Dans ce conflit, la position allemande continue d’être ambiguë.

L’annonce faite ce mardi par la ministre allemande de la Défense n’est pas sans l’illustrer.

La foire aux intérêts divergents

Annoncée mardi, la livraison à l’Ukraine de chars Guépard pourrait constituer un nouveau tournant majeur dans la politique étrangère allemande.

La livraison de ces chars spécialisés dans la défense anti-aérienne a été annoncée par la ministre de la Défense fédérale, Christine Lambrecht, lors d’une réunion d’une quarantaine de ses homologues à la base militaire américaine de Ramstein, située à 40 km de la frontière française et notamment connue pour un accident d’avion lors d’un meeting qui y fit 70 morts à l’été 1988.

La réunion, lancée à l’initiative du secrétaire américain à la Défense Lloyd Austin et incluant le Japon et l’Australie, est destinée à renforcer la réponse défensive ukrainienne face à la Russie.

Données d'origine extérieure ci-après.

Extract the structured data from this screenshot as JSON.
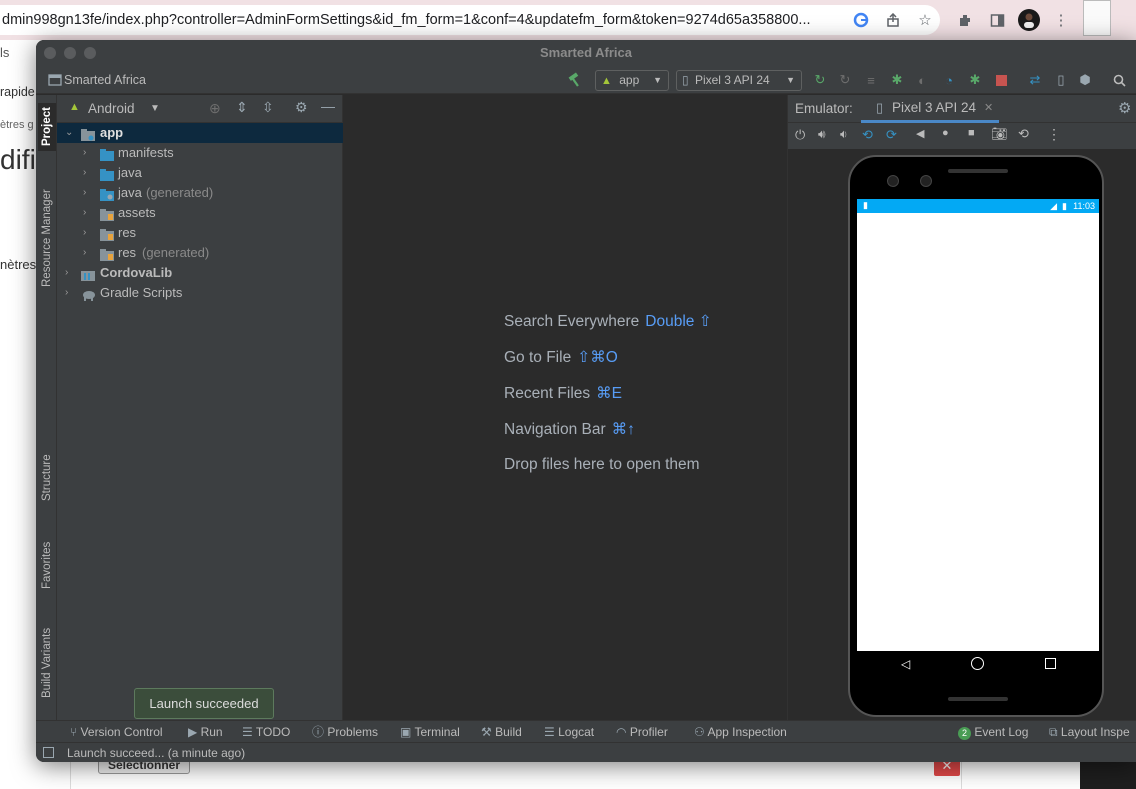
{
  "browser": {
    "url": "dmin998gn13fe/index.php?controller=AdminFormSettings&id_fm_form=1&conf=4&updatefm_form&token=9274d65a358800..."
  },
  "background_page": {
    "frag1": "ls",
    "frag2": "rapide",
    "frag3": "ètres g",
    "frag4": "difi",
    "frag5": "nètres",
    "select_button": "Sélectionner"
  },
  "window": {
    "title": "Smarted Africa"
  },
  "toolbar": {
    "project_name": "Smarted Africa",
    "run_config": "app",
    "device": "Pixel 3 API 24"
  },
  "left_strip": {
    "project": "Project",
    "resource_manager": "Resource Manager",
    "structure": "Structure",
    "favorites": "Favorites",
    "build_variants": "Build Variants"
  },
  "project_panel": {
    "view_mode": "Android",
    "tree": [
      {
        "label": "app",
        "suffix": ""
      },
      {
        "label": "manifests",
        "suffix": ""
      },
      {
        "label": "java",
        "suffix": ""
      },
      {
        "label": "java",
        "suffix": "(generated)"
      },
      {
        "label": "assets",
        "suffix": ""
      },
      {
        "label": "res",
        "suffix": ""
      },
      {
        "label": "res",
        "suffix": "(generated)"
      },
      {
        "label": "CordovaLib",
        "suffix": ""
      },
      {
        "label": "Gradle Scripts",
        "suffix": ""
      }
    ]
  },
  "editor": {
    "hints": [
      {
        "text": "Search Everywhere",
        "key": "Double ⇧"
      },
      {
        "text": "Go to File",
        "key": "⇧⌘O"
      },
      {
        "text": "Recent Files",
        "key": "⌘E"
      },
      {
        "text": "Navigation Bar",
        "key": "⌘↑"
      },
      {
        "text": "Drop files here to open them",
        "key": ""
      }
    ]
  },
  "emulator": {
    "label": "Emulator:",
    "tab": "Pixel 3 API 24",
    "clock": "11:03"
  },
  "bottom_bar": {
    "version_control": "Version Control",
    "run": "Run",
    "todo": "TODO",
    "problems": "Problems",
    "terminal": "Terminal",
    "build": "Build",
    "logcat": "Logcat",
    "profiler": "Profiler",
    "app_inspection": "App Inspection",
    "event_log_count": "2",
    "event_log": "Event Log",
    "layout_inspector": "Layout Inspe"
  },
  "status": {
    "text": "Launch succeed... (a minute ago)"
  },
  "tooltip": {
    "text": "Launch succeeded"
  },
  "colors": {
    "accent_blue": "#589df6",
    "android_green": "#a4c639",
    "selection": "#0d293e"
  }
}
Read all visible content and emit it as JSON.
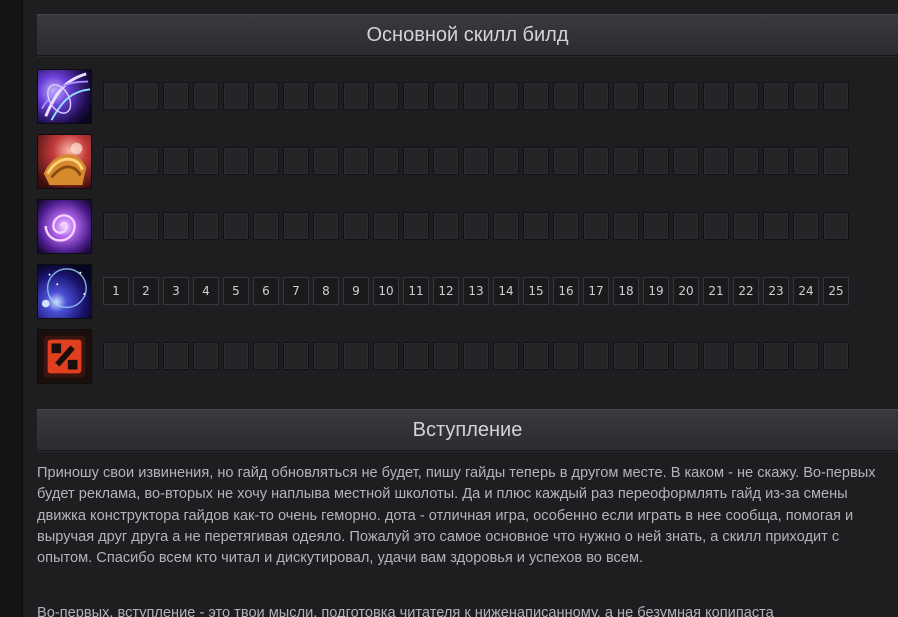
{
  "sections": {
    "skill_build_title": "Основной скилл билд",
    "intro_title": "Вступление"
  },
  "skill_rows": [
    {
      "icon": "purple-wave-icon",
      "levels": []
    },
    {
      "icon": "golden-armor-icon",
      "levels": []
    },
    {
      "icon": "purple-vortex-icon",
      "levels": []
    },
    {
      "icon": "night-sky-orb-icon",
      "levels": [
        "1",
        "2",
        "3",
        "4",
        "5",
        "6",
        "7",
        "8",
        "9",
        "10",
        "11",
        "12",
        "13",
        "14",
        "15",
        "16",
        "17",
        "18",
        "19",
        "20",
        "21",
        "22",
        "23",
        "24",
        "25"
      ]
    },
    {
      "icon": "dota-logo-icon",
      "levels": []
    }
  ],
  "intro": {
    "paragraph1": "Приношу свои извинения, но гайд обновляться не будет, пишу гайды теперь в другом месте. В каком - не скажу. Во-первых будет реклама, во-вторых не хочу наплыва местной школоты. Да и плюс каждый раз переоформлять гайд из-за смены движка конструктора гайдов как-то очень геморно.   дота - отличная игра, особенно если играть в нее сообща, помогая и выручая друг друга а не перетягивая одеяло. Пожалуй это самое основное что нужно о ней знать, а скилл приходит с опытом. Спасибо всем кто читал и дискутировал, удачи вам здоровья и успехов во всем.",
    "paragraph2": "Во-первых, вступление - это твои мысли, подготовка читателя к ниженаписанному, а не безумная копипаста"
  },
  "colors": {
    "background": "#1e1e21",
    "header_bg": "#333337",
    "text": "#b4b4b8"
  }
}
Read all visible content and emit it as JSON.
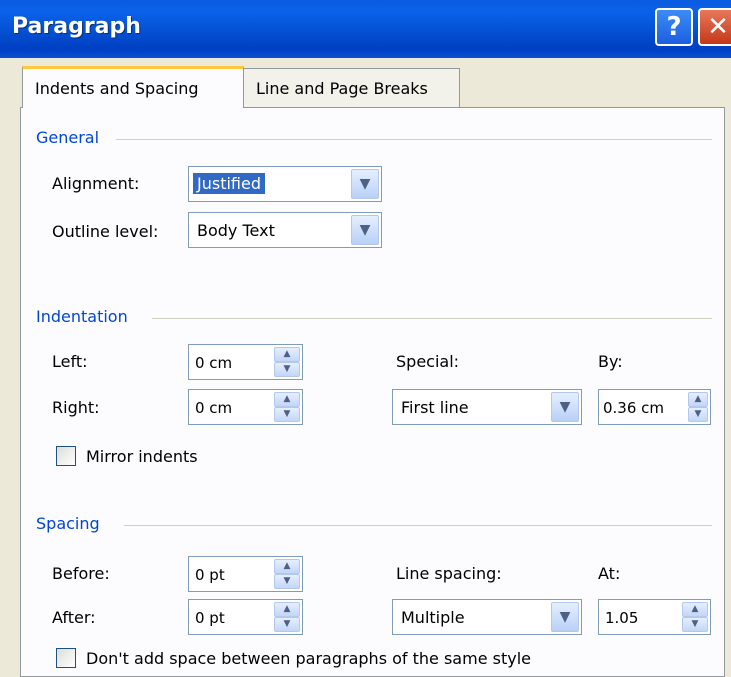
{
  "window": {
    "title": "Paragraph",
    "help_glyph": "?",
    "close_glyph": "✕"
  },
  "tabs": [
    {
      "label": "Indents and Spacing",
      "active": true
    },
    {
      "label": "Line and Page Breaks",
      "active": false
    }
  ],
  "general": {
    "heading": "General",
    "alignment_label": "Alignment:",
    "alignment_value": "Justified",
    "outline_label": "Outline level:",
    "outline_value": "Body Text"
  },
  "indentation": {
    "heading": "Indentation",
    "left_label": "Left:",
    "left_value": "0 cm",
    "right_label": "Right:",
    "right_value": "0 cm",
    "special_label": "Special:",
    "special_value": "First line",
    "by_label": "By:",
    "by_value": "0.36 cm",
    "mirror_label": "Mirror indents",
    "mirror_checked": false
  },
  "spacing": {
    "heading": "Spacing",
    "before_label": "Before:",
    "before_value": "0 pt",
    "after_label": "After:",
    "after_value": "0 pt",
    "line_spacing_label": "Line spacing:",
    "line_spacing_value": "Multiple",
    "at_label": "At:",
    "at_value": "1.05",
    "dont_add_label": "Don't add space between paragraphs of the same style",
    "dont_add_checked": false
  },
  "icons": {
    "dropdown": "chevron-down-icon",
    "spin_up": "caret-up-icon",
    "spin_down": "caret-down-icon"
  },
  "colors": {
    "title_bar": "#0450d2",
    "section_heading": "#0046d5",
    "selection": "#316ac5",
    "tab_highlight": "#ffc83c"
  }
}
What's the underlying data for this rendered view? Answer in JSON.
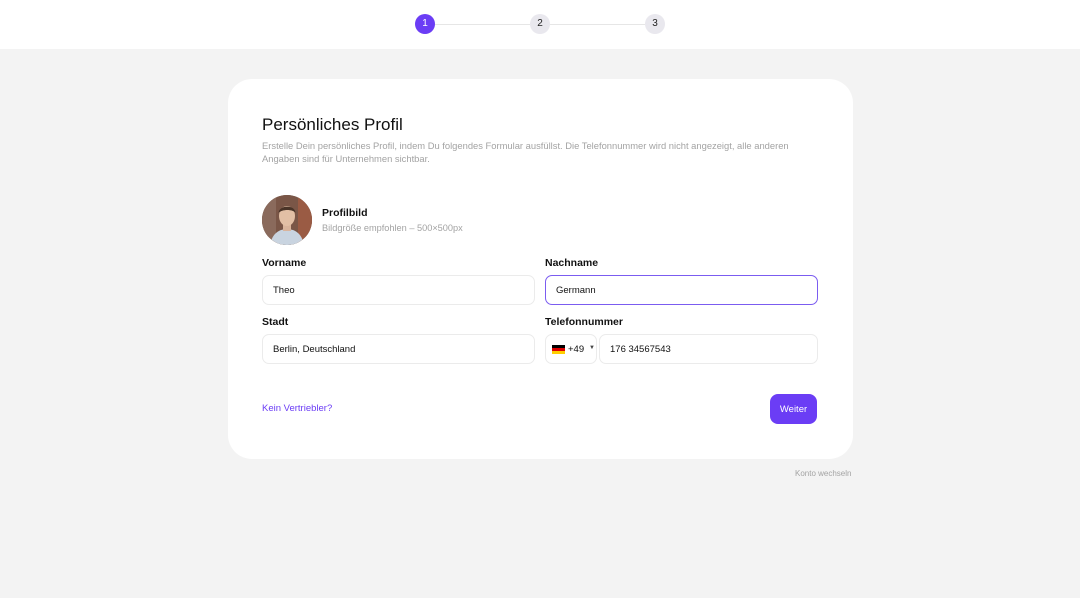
{
  "stepper": {
    "steps": [
      {
        "label": "1",
        "active": true
      },
      {
        "label": "2",
        "active": false
      },
      {
        "label": "3",
        "active": false
      }
    ],
    "accent_color": "#6b3df5"
  },
  "form": {
    "title": "Persönliches Profil",
    "description": "Erstelle Dein persönliches Profil, indem Du folgendes Formular ausfüllst. Die Telefonnummer wird nicht angezeigt, alle anderen Angaben sind für Unternehmen sichtbar.",
    "profile_picture": {
      "title": "Profilbild",
      "hint": "Bildgröße empfohlen – 500×500px"
    },
    "first_name": {
      "label": "Vorname",
      "value": "Theo"
    },
    "last_name": {
      "label": "Nachname",
      "value": "Germann"
    },
    "city": {
      "label": "Stadt",
      "value": "Berlin, Deutschland"
    },
    "phone": {
      "label": "Telefonnummer",
      "country_flag": "germany-flag",
      "country_code": "+49",
      "value": "176 34567543"
    },
    "secondary_link": "Kein Vertriebler?",
    "submit_label": "Weiter"
  },
  "footer": {
    "switch_account": "Konto wechseln"
  }
}
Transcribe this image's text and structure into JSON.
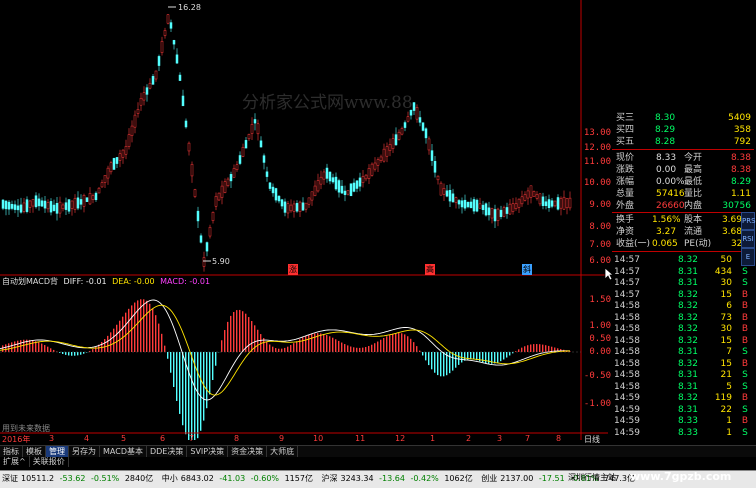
{
  "watermark": "分析家公式网www.88",
  "site_watermark": "www.7gpzb.com",
  "price_chart": {
    "high_label": "16.28",
    "low_label": "5.90",
    "y_ticks": [
      "13.00",
      "12.00",
      "11.00",
      "10.00",
      "9.00",
      "8.00",
      "7.00",
      "6.00"
    ],
    "markers": [
      "涨",
      "高",
      "斜"
    ]
  },
  "macd_header": {
    "name": "自动划MACD背",
    "diff": "DIFF: -0.01",
    "dea": "DEA: -0.00",
    "macd": "MACD: -0.01"
  },
  "macd_ticks": [
    "1.50",
    "1.00",
    "0.50",
    "0.00",
    "-0.50",
    "-1.00"
  ],
  "bottom_note": "用到未来数据",
  "x_axis": [
    "2016年",
    "3",
    "4",
    "5",
    "6",
    "7",
    "8",
    "9",
    "10",
    "11",
    "12",
    "1",
    "2",
    "3",
    "7",
    "8"
  ],
  "x_axis_right": "日线",
  "order_book": [
    {
      "label": "买三",
      "price": "8.30",
      "vol": "5409"
    },
    {
      "label": "买四",
      "price": "8.29",
      "vol": "358"
    },
    {
      "label": "买五",
      "price": "8.28",
      "vol": "792"
    }
  ],
  "quote": [
    {
      "l1": "现价",
      "v1": "8.33",
      "l2": "今开",
      "v2": "8.38"
    },
    {
      "l1": "涨跌",
      "v1": "0.00",
      "l2": "最高",
      "v2": "8.38"
    },
    {
      "l1": "涨幅",
      "v1": "0.00%",
      "l2": "最低",
      "v2": "8.29"
    },
    {
      "l1": "总量",
      "v1": "57416",
      "l2": "量比",
      "v2": "1.11"
    },
    {
      "l1": "外盘",
      "v1": "26660",
      "l2": "内盘",
      "v2": "30756"
    },
    {
      "l1": "换手",
      "v1": "1.56%",
      "l2": "股本",
      "v2": "3.69亿"
    },
    {
      "l1": "净资",
      "v1": "3.27",
      "l2": "流通",
      "v2": "3.68亿"
    },
    {
      "l1": "收益(一)",
      "v1": "0.065",
      "l2": "PE(动)",
      "v2": "32.2"
    }
  ],
  "ticks": [
    {
      "t": "14:57",
      "p": "8.32",
      "v": "50",
      "s": "S"
    },
    {
      "t": "14:57",
      "p": "8.31",
      "v": "434",
      "s": "S"
    },
    {
      "t": "14:57",
      "p": "8.31",
      "v": "30",
      "s": "S"
    },
    {
      "t": "14:57",
      "p": "8.32",
      "v": "15",
      "s": "B"
    },
    {
      "t": "14:58",
      "p": "8.32",
      "v": "6",
      "s": "B"
    },
    {
      "t": "14:58",
      "p": "8.32",
      "v": "73",
      "s": "B"
    },
    {
      "t": "14:58",
      "p": "8.32",
      "v": "30",
      "s": "B"
    },
    {
      "t": "14:58",
      "p": "8.32",
      "v": "15",
      "s": "B"
    },
    {
      "t": "14:58",
      "p": "8.31",
      "v": "7",
      "s": "S"
    },
    {
      "t": "14:58",
      "p": "8.32",
      "v": "15",
      "s": "B"
    },
    {
      "t": "14:58",
      "p": "8.31",
      "v": "21",
      "s": "S"
    },
    {
      "t": "14:58",
      "p": "8.31",
      "v": "5",
      "s": "S"
    },
    {
      "t": "14:59",
      "p": "8.32",
      "v": "119",
      "s": "B"
    },
    {
      "t": "14:59",
      "p": "8.31",
      "v": "22",
      "s": "S"
    },
    {
      "t": "14:59",
      "p": "8.33",
      "v": "1",
      "s": "B"
    },
    {
      "t": "14:59",
      "p": "8.33",
      "v": "1",
      "s": "S"
    }
  ],
  "tabs": [
    "指标",
    "模板",
    "管理",
    "另存为",
    "MACD基本",
    "DDE决策",
    "SVIP决策",
    "资金决策",
    "大师底"
  ],
  "tab_row2": [
    "扩展^",
    "关联报价"
  ],
  "status": [
    {
      "n": "深证",
      "v": "10511.2",
      "c": "-53.62",
      "p": "-0.51%",
      "a": "2840亿"
    },
    {
      "n": "中小",
      "v": "6843.02",
      "c": "-41.03",
      "p": "-0.60%",
      "a": "1157亿"
    },
    {
      "n": "沪深",
      "v": "3243.34",
      "c": "-13.64",
      "p": "-0.42%",
      "a": "1062亿"
    },
    {
      "n": "创业",
      "v": "2137.00",
      "c": "-17.51",
      "p": "-0.81%",
      "a": "747.3亿"
    }
  ],
  "status_tail": "深圳行情主站",
  "side_icons": [
    "PRS",
    "RSI",
    "E"
  ]
}
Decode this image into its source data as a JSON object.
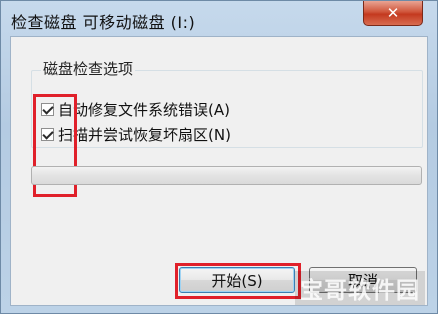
{
  "window": {
    "title": "检查磁盘 可移动磁盘 (I:)",
    "close_label": "✕"
  },
  "options_group": {
    "title": "磁盘检查选项",
    "options": [
      {
        "label": "自动修复文件系统错误(A)",
        "checked": true
      },
      {
        "label": "扫描并尝试恢复坏扇区(N)",
        "checked": true
      }
    ]
  },
  "progress": {
    "value": 0
  },
  "buttons": {
    "start": "开始(S)",
    "cancel": "取消"
  },
  "watermark": "宝哥软件园",
  "colors": {
    "highlight": "#e0202a",
    "titlebar": "#b9cfe4",
    "close": "#c4391f"
  }
}
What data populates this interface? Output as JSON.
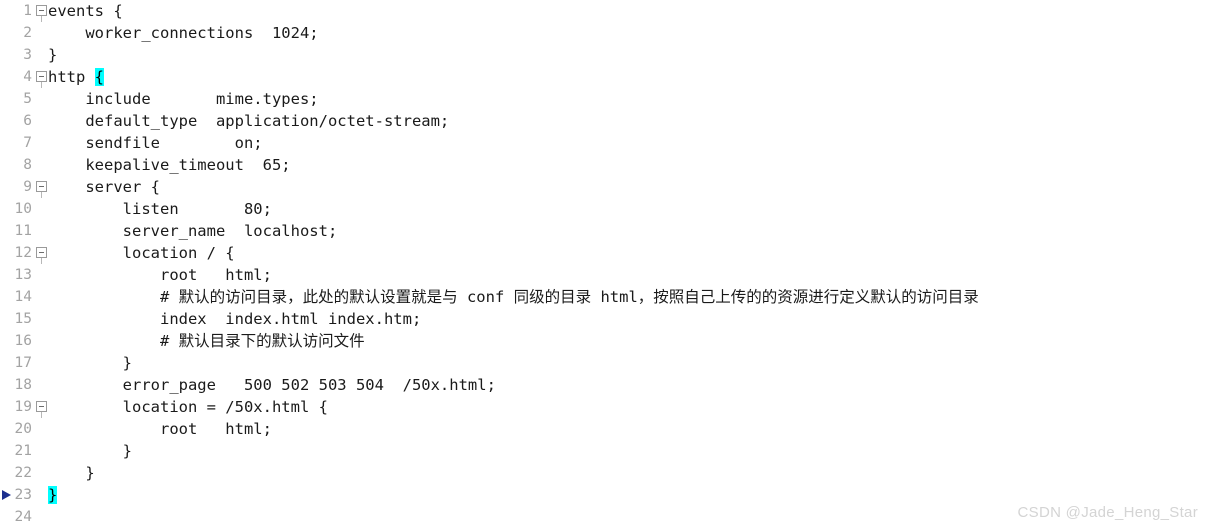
{
  "editor": {
    "language": "nginx-conf",
    "colors": {
      "background": "#ffffff",
      "text": "#1a1a1a",
      "line_number": "#a3a3a3",
      "brace_match_highlight": "#00ffff",
      "fold_marker": "#9a9a9a",
      "exec_marker": "#1b2f8f",
      "watermark": "#d4d4d4"
    },
    "lines": [
      {
        "n": "1",
        "fold": true,
        "marker": false,
        "text": "events {"
      },
      {
        "n": "2",
        "fold": false,
        "marker": false,
        "text": "    worker_connections  1024;"
      },
      {
        "n": "3",
        "fold": false,
        "marker": false,
        "text": "}"
      },
      {
        "n": "4",
        "fold": true,
        "marker": false,
        "pre": "http ",
        "hl": "{",
        "post": ""
      },
      {
        "n": "5",
        "fold": false,
        "marker": false,
        "text": "    include       mime.types;"
      },
      {
        "n": "6",
        "fold": false,
        "marker": false,
        "text": "    default_type  application/octet-stream;"
      },
      {
        "n": "7",
        "fold": false,
        "marker": false,
        "text": "    sendfile        on;"
      },
      {
        "n": "8",
        "fold": false,
        "marker": false,
        "text": "    keepalive_timeout  65;"
      },
      {
        "n": "9",
        "fold": true,
        "marker": false,
        "text": "    server {"
      },
      {
        "n": "10",
        "fold": false,
        "marker": false,
        "text": "        listen       80;"
      },
      {
        "n": "11",
        "fold": false,
        "marker": false,
        "text": "        server_name  localhost;"
      },
      {
        "n": "12",
        "fold": true,
        "marker": false,
        "text": "        location / {"
      },
      {
        "n": "13",
        "fold": false,
        "marker": false,
        "text": "            root   html;"
      },
      {
        "n": "14",
        "fold": false,
        "marker": false,
        "text": "            # 默认的访问目录，此处的默认设置就是与 conf 同级的目录 html，按照自己上传的的资源进行定义默认的访问目录"
      },
      {
        "n": "15",
        "fold": false,
        "marker": false,
        "text": "            index  index.html index.htm;"
      },
      {
        "n": "16",
        "fold": false,
        "marker": false,
        "text": "            # 默认目录下的默认访问文件"
      },
      {
        "n": "17",
        "fold": false,
        "marker": false,
        "text": "        }"
      },
      {
        "n": "18",
        "fold": false,
        "marker": false,
        "text": "        error_page   500 502 503 504  /50x.html;"
      },
      {
        "n": "19",
        "fold": true,
        "marker": false,
        "text": "        location = /50x.html {"
      },
      {
        "n": "20",
        "fold": false,
        "marker": false,
        "text": "            root   html;"
      },
      {
        "n": "21",
        "fold": false,
        "marker": false,
        "text": "        }"
      },
      {
        "n": "22",
        "fold": false,
        "marker": false,
        "text": "    }"
      },
      {
        "n": "23",
        "fold": false,
        "marker": true,
        "pre": "",
        "hl": "}",
        "post": ""
      },
      {
        "n": "24",
        "fold": false,
        "marker": false,
        "text": ""
      }
    ]
  },
  "watermark": {
    "text": "CSDN @Jade_Heng_Star"
  }
}
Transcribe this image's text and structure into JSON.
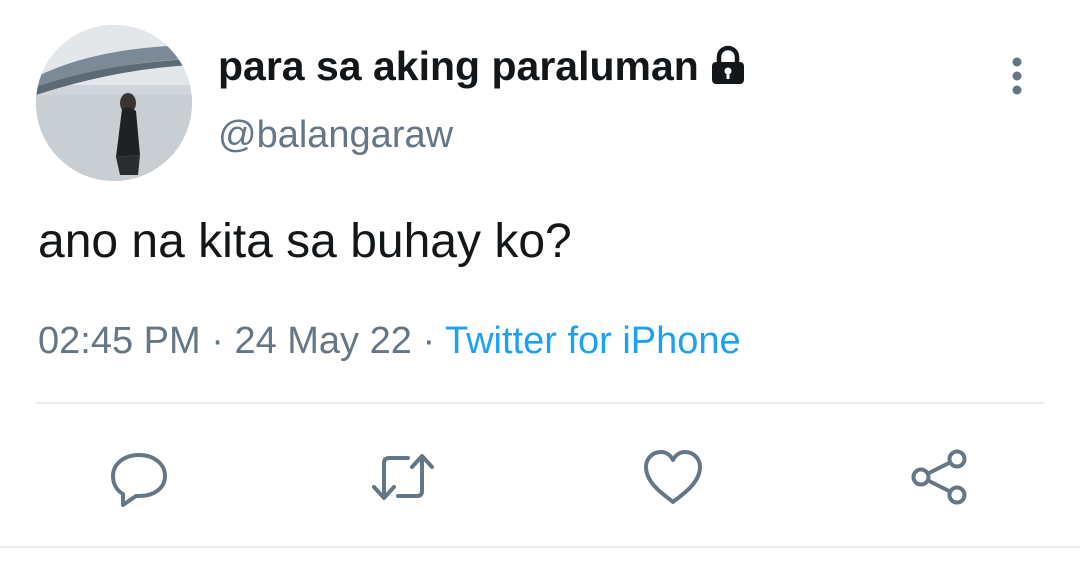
{
  "author": {
    "display_name": "para sa aking paraluman",
    "handle": "@balangaraw",
    "avatar": "avatar-photo",
    "protected_icon": "lock-icon"
  },
  "tweet": {
    "text": "ano na kita sa buhay ko?",
    "time": "02:45 PM",
    "separator1": " · ",
    "date": "24 May 22",
    "separator2": " · ",
    "source": "Twitter for iPhone"
  },
  "header": {
    "more_icon": "more-vertical-icon"
  },
  "actions": [
    {
      "name": "reply",
      "icon": "reply-icon"
    },
    {
      "name": "retweet",
      "icon": "retweet-icon"
    },
    {
      "name": "like",
      "icon": "heart-icon"
    },
    {
      "name": "share",
      "icon": "share-icon"
    }
  ],
  "colors": {
    "text_primary": "#14171a",
    "text_secondary": "#657786",
    "link": "#1da1f2",
    "icon": "#657786",
    "divider": "#e6ecf0"
  }
}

La décision allemande suit celle de ses homologues britanniques et français qui ont respectivement annoncé l’envoi de missiles anti-aériens Starstreak et de canons Caesar.

Cette réunion montre particulièrement bien la divergence d’intérêts entre Européens et Américains, les premiers se focalisant sur la paix lorsque les seconds, accélérant le tempo de la réponse otanienne, veulent éviter la reconstitution d’une superpuissance rivale.

Si cette livraison est jugée timorée à l’international, le débat sur la question fait rage au sein même du gouvernement du chancelier social-démocrate Olaf Scholz, où ce qui est justifié comme de la prudence dans un contexte de risque d’escalade vers un troisième conflit mondial est aujourd’hui pointé du doigt comme une politique russophile.

Une posture que la dépendance allemande au gaz livré par Moscou, 11 ans après l’annonce de la sortie du nucléaire par Berlin, ne peut que dévoiler un peu plus, mais qui s’inscrit dans le temps long de l’histoire diplomatique allemande.

Le SPD : un demi-siècle de russophilie

Marquée par un impérialisme qui en a fait le cœur de la diplomatie européenne durant 75 ans, la politique étrangère de l’Allemagne s’est démarquée par un rapport complexe à la puissance russe.

Si Bismarck s’allia avec les Russes, réputés pro-français, pour isoler l’Hexagone en Europe, la chute du chancelier tombé en disgrâce auprès de l’empereur Guillaume II refroidira rapidement les relations de deux pays toujours liés par de puissants intérêts commerciaux. Jusqu’à aujourd’hui, la Russie restera le premier partenaire commercial de l’Allemagne, essentiellement en raison des importations de pétrole et de gaz.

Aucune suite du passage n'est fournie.